The other cool part about the scenes between Sean and Lambeau is the history they have. At one time, they were contemporaries, but Sean ended up counseling veterans and teaching at Bunker Hill Community College after, presumably, meeting his wife. The unattached Lambeau became a sort of rock star mathematician, if that’s even possible, winning what is described as the Nobel Prize for mathematics. So, they took different paths, and Lambeau thinks that Sean is trying to use Will to get back at him for being successful, and Sean thinks that Lambeau is using Will to belittle him for not being successful. In the climactic scene that probably was on the Oscar nomination tape, Sean tells Lambeau that he knows who he is, and is proud of what he does, and in my favorite line, puts him in his place when he says, “I knew you before your were Mathematical God, when you were pimple-faced and homesick and didn’t know what side of the bed to piss on.”

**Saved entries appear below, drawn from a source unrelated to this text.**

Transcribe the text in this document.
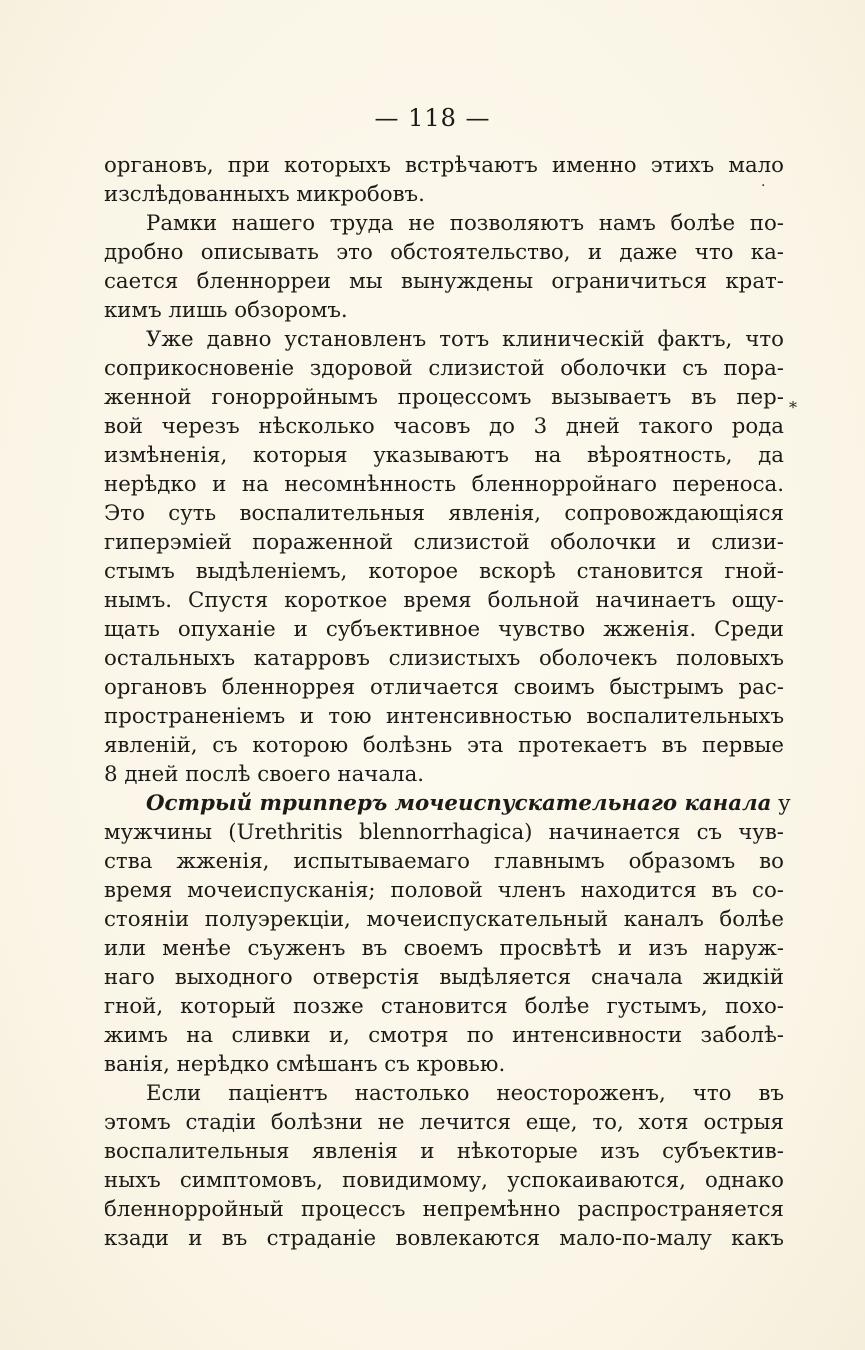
— 118 —
·
*
органовъ, при которыхъ встрѣчаютъ именно этихъ мало
изслѣдованныхъ микробовъ.
Рамки нашего труда не позволяютъ намъ болѣе по-
дробно описывать это обстоятельство, и даже что ка-
сается бленнорреи мы вынуждены ограничиться крат-
кимъ лишь обзоромъ.
Уже давно установленъ тотъ клиническій фактъ, что
соприкосновеніе здоровой слизистой оболочки съ пора-
женной гонорройнымъ процессомъ вызываетъ въ пер-
вой черезъ нѣсколько часовъ до 3 дней такого рода
измѣненія, которыя указываютъ на вѣроятность, да
нерѣдко и на несомнѣнность бленнорройнаго переноса.
Это суть воспалительныя явленія, сопровождающіяся
гиперэміей пораженной слизистой оболочки и слизи-
стымъ выдѣленіемъ, которое вскорѣ становится гной-
нымъ. Спустя короткое время больной начинаетъ ощу-
щать опуханіе и субъективное чувство жженія. Среди
остальныхъ катарровъ слизистыхъ оболочекъ половыхъ
органовъ бленноррея отличается своимъ быстрымъ рас-
пространеніемъ и тою интенсивностью воспалительныхъ
явленій, съ которою болѣзнь эта протекаетъ въ первые
8 дней послѣ своего начала.
Острый трипперъ мочеиспускательнаго канала у
мужчины (Urethritis blennorrhagica) начинается съ чув-
ства жженія, испытываемаго главнымъ образомъ во
время мочеиспусканія; половой членъ находится въ со-
стояніи полуэрекціи, мочеиспускательный каналъ болѣе
или менѣе съуженъ въ своемъ просвѣтѣ и изъ наруж-
наго выходного отверстія выдѣляется сначала жидкій
гной, который позже становится болѣе густымъ, похо-
жимъ на сливки и, смотря по интенсивности заболѣ-
ванія, нерѣдко смѣшанъ съ кровью.
Если паціентъ настолько неостороженъ, что въ
этомъ стадіи болѣзни не лечится еще, то, хотя острыя
воспалительныя явленія и нѣкоторые изъ субъектив-
ныхъ симптомовъ, повидимому, успокаиваются, однако
бленнорройный процессъ непремѣнно распространяется
кзади и въ страданіе вовлекаются мало-по-малу какъ
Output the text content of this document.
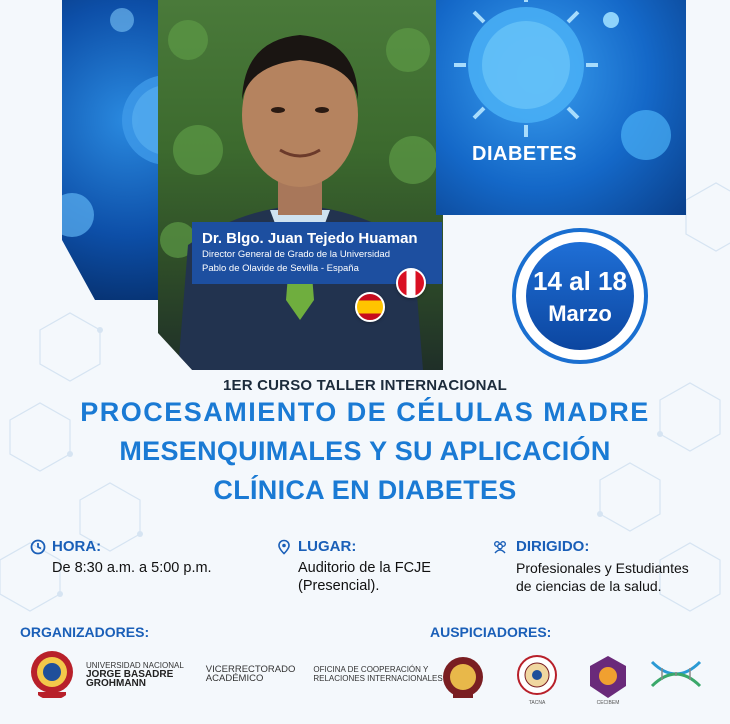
DIABETES
Dr. Blgo. Juan Tejedo Huaman
Director General de Grado de la Universidad
Pablo de Olavide de Sevilla - España	14 al 18
Marzo
1ER CURSO TALLER INTERNACIONAL
PROCESAMIENTO DE CÉLULAS MADRE
MESENQUIMALES Y SU APLICACIÓN
CLÍNICA EN DIABETES
HORA:
De 8:30 a.m. a 5:00 p.m.
LUGAR:
Auditorio de la FCJE
(Presencial).
DIRIGIDO:
Profesionales y Estudiantes
de ciencias de la salud.
ORGANIZADORES:
UNIVERSIDAD NACIONAL
JORGE BASADRE
GROHMANN
VICERRECTORADO
ACADÉMICO
OFICINA DE COOPERACIÓN Y
RELACIONES INTERNACIONALES
AUSPICIADORES:
TACNA	CECIBEM
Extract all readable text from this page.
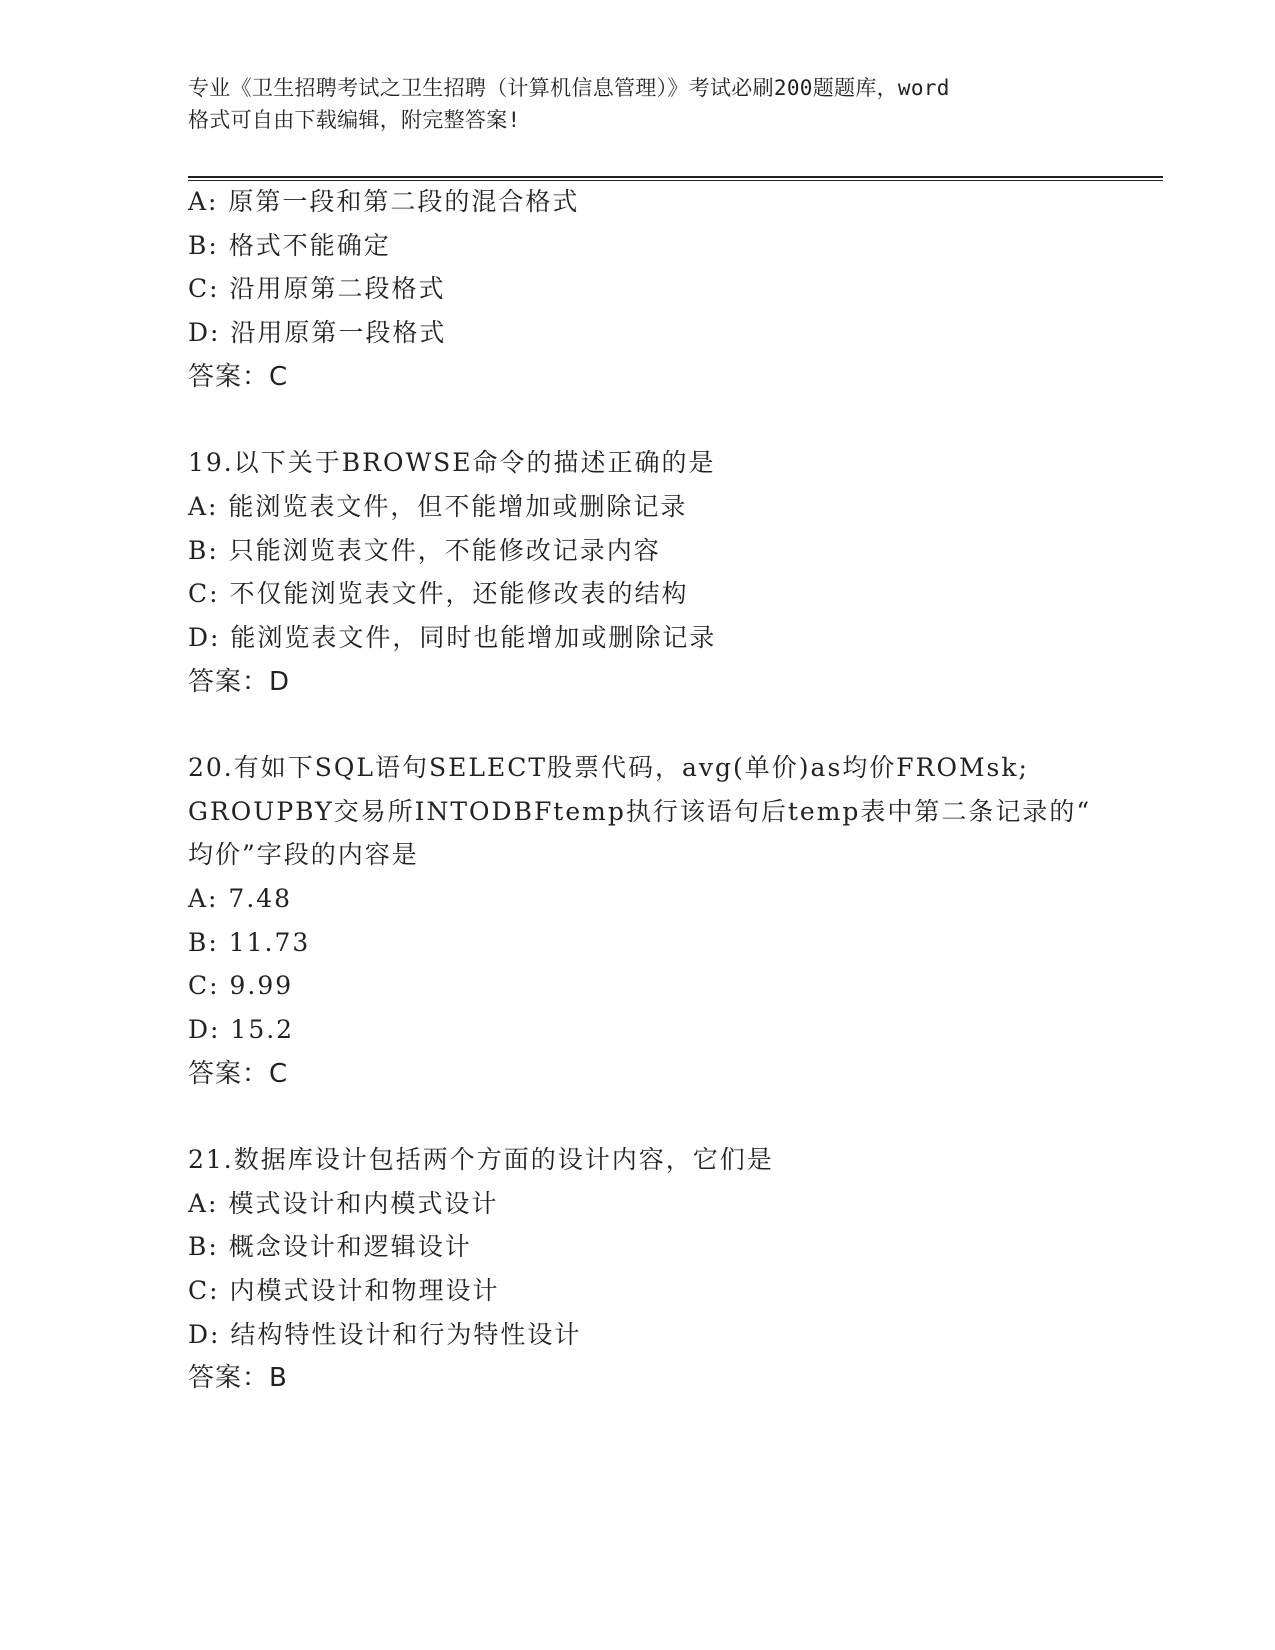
专业《卫生招聘考试之卫生招聘（计算机信息管理）》考试必刷200题题库，word
格式可自由下载编辑，附完整答案!
A: 原第一段和第二段的混合格式
B: 格式不能确定
C: 沿用原第二段格式
D: 沿用原第一段格式
答案：C
19.以下关于BROWSE命令的描述正确的是
A: 能浏览表文件，但不能增加或删除记录
B: 只能浏览表文件，不能修改记录内容
C: 不仅能浏览表文件，还能修改表的结构
D: 能浏览表文件，同时也能增加或删除记录
答案：D
20.有如下SQL语句SELECT股票代码，avg(单价)as均价FROMsk;
GROUPBY交易所INTODBFtemp执行该语句后temp表中第二条记录的“
均价”字段的内容是
A: 7.48
B: 11.73
C: 9.99
D: 15.2
答案：C
21.数据库设计包括两个方面的设计内容，它们是
A: 模式设计和内模式设计
B: 概念设计和逻辑设计
C: 内模式设计和物理设计
D: 结构特性设计和行为特性设计
答案：B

Naturally, 22-year-old Matt Dursin could not possibly understand that kind of dynamic, but 40-year-old one does all too well, as I’m sure a lot of people do, in their own way. However, like Sean, I am damn happy with the choices I have made. Living in L.A. and working in the office at a movie studio probably wouldn’t have worked out too well, but then, I didn’t exactly have it all laid out for me like Will did. No regrets there. But I do sometimes wonder what became of my L.A. friend who fed me that brilliant “No one to share it with” line. Was he the Gerald Lambeau to my Sean Maguire? I will probably never know, because I actually don’t even remember his name.
Seeing that this was the Little Movie That Could, and pretty much launched the careers of Ben Affleck and Matt Damon, it is interesting to peel back the layers a little bit. However, in the end, it boils down to a cheesy love story. But there was another moment that probably helped Williams win that Oscar, and that’s not part of the overall love story, but it is a love story: the love between Bostonians and their beloved Red Sox.
As I mentioned earlier, Sean and Will bond over Game 6 of the 1975 World Series, a game etched in Boston sports lore, and sometimes called the greatest game of the greatest World Series ever played. That game climaxed when Carlton Fisk hit the game-winning home run off the foul pole in Fenway Park, wildly waving his hands as he left the batter’s box, willing the ball fair.
You can’t write that stuff.
It’s hard to imagine it now, but in Boston before 2004, that was all the Red Sox really had as far as post-season history. And for it to be woven into the screenplay of a movie was pretty cool. Williams was recounting the story of the night to Will, saying that he and his friends had slept on the street to get tickets, but when Will asked him if he rushed the field, as the fans did in 1975, Sean said that he didn’t go to the game, because he saw a girl in the bar before and decided he had to “go see about a girl,” his future wife as it turned out. Will is understandably incredulous, but Sean tells him that he doesn’t regret anything, not the years spent counseling veterans, teaching at a community college, caring for his ailing wife, and he certainly doesn’t regret missing a baseball game. And he probably doesn’t regret not winning a Fields Medal.
That’s the real love story at work here; loving who you are. That’s why this movie, despite its flaws, does settle well, when you stop and think. It’s really about not living with regret and being happy with who you have become. No 22-year-old can understand that, yet.